Regardless of the age, is there much justification for allowing pseudo undressing of anyone? Would it potentially be a copyright violation if it's anyone else's photo? I'm not sure fair use would apply.
Under copyright, altering a photo creates a derived work. The copyright holder would have a right to object and compel the editor to make an affirmative case for fair use. That is irrespective of who the photo actually depicts (which may be different than the copyright holder) and what is depicted.

If you use a recognizable photograph of someone, altered or unaltered, in commerce without that person's permission, you may be liable for a tort. Generally people have a proprietary interest in their recognizable likenesses. They do not generally have a privacy interest in photographs taken of them in public.

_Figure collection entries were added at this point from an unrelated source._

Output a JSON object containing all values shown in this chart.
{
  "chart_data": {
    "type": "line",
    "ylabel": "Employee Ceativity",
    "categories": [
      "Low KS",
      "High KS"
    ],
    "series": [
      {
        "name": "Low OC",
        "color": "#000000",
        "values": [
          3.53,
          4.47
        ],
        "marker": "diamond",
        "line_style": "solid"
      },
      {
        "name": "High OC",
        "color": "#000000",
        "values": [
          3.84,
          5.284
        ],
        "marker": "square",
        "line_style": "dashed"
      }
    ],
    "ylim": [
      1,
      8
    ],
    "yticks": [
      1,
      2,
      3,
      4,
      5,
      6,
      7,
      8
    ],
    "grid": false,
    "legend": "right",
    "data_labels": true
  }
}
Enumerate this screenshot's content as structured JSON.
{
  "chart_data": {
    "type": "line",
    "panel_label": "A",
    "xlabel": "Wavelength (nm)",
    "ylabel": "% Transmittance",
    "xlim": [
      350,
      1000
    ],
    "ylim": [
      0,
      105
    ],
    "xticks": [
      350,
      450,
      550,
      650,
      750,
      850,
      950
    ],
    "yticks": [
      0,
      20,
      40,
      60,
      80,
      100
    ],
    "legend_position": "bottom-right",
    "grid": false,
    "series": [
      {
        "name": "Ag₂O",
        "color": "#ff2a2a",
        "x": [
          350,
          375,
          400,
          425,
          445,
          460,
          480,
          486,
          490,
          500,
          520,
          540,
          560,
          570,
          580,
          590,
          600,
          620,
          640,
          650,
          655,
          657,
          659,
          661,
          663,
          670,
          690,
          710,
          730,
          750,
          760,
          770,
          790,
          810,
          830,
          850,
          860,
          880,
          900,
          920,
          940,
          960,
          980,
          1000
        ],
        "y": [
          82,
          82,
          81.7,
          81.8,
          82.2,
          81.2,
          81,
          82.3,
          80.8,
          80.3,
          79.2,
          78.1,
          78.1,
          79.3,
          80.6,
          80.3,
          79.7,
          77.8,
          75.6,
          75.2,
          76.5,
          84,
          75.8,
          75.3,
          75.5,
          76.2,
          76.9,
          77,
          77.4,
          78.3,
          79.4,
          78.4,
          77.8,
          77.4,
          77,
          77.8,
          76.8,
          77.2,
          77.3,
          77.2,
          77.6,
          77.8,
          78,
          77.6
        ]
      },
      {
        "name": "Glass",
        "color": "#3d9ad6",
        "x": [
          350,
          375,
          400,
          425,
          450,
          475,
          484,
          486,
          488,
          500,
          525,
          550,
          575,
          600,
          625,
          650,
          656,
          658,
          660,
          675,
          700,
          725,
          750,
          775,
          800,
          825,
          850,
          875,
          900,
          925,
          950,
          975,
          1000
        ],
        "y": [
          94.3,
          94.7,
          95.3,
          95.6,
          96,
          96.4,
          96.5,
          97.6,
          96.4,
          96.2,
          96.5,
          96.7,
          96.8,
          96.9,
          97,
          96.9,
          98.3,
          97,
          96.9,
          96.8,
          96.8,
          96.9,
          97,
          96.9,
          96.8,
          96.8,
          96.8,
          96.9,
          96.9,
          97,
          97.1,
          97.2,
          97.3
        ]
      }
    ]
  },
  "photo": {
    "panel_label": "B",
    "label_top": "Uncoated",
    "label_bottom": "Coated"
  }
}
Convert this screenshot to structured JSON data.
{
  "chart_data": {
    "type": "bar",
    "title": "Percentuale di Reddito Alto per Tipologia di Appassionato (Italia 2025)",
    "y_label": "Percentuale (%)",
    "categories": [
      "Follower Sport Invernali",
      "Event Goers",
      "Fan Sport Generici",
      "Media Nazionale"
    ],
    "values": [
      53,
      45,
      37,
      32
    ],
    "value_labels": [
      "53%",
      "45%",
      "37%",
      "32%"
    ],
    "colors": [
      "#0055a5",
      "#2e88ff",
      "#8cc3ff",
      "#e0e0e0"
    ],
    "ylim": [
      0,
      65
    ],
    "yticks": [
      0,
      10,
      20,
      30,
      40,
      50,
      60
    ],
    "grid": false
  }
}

Publication of intimate depictions of other people for any purpose without their permission, however obtained or created, is against the law per se in several states, including mine. The depiction does not have to be synthetic, but falsely portraying someone in a sexualized or otherwise objectionable state of undress may incur additional liability under tort law.
 
I think there's a deeper issue here that many people seem to gloss over. In olden days, fake photographs were not called "AI" but were called "Photoshopped". Using the eponymous application, people could quite easily take a photo of a famous person and "undress" them, although some skill was needed to do it convincingly. As I recall, nobody ever demanded that Adobe include controls to stop people from using Photoshop for creating illegal images.
It isn't as easy using Photoshop and the images are not automatically shared on a major social media platform.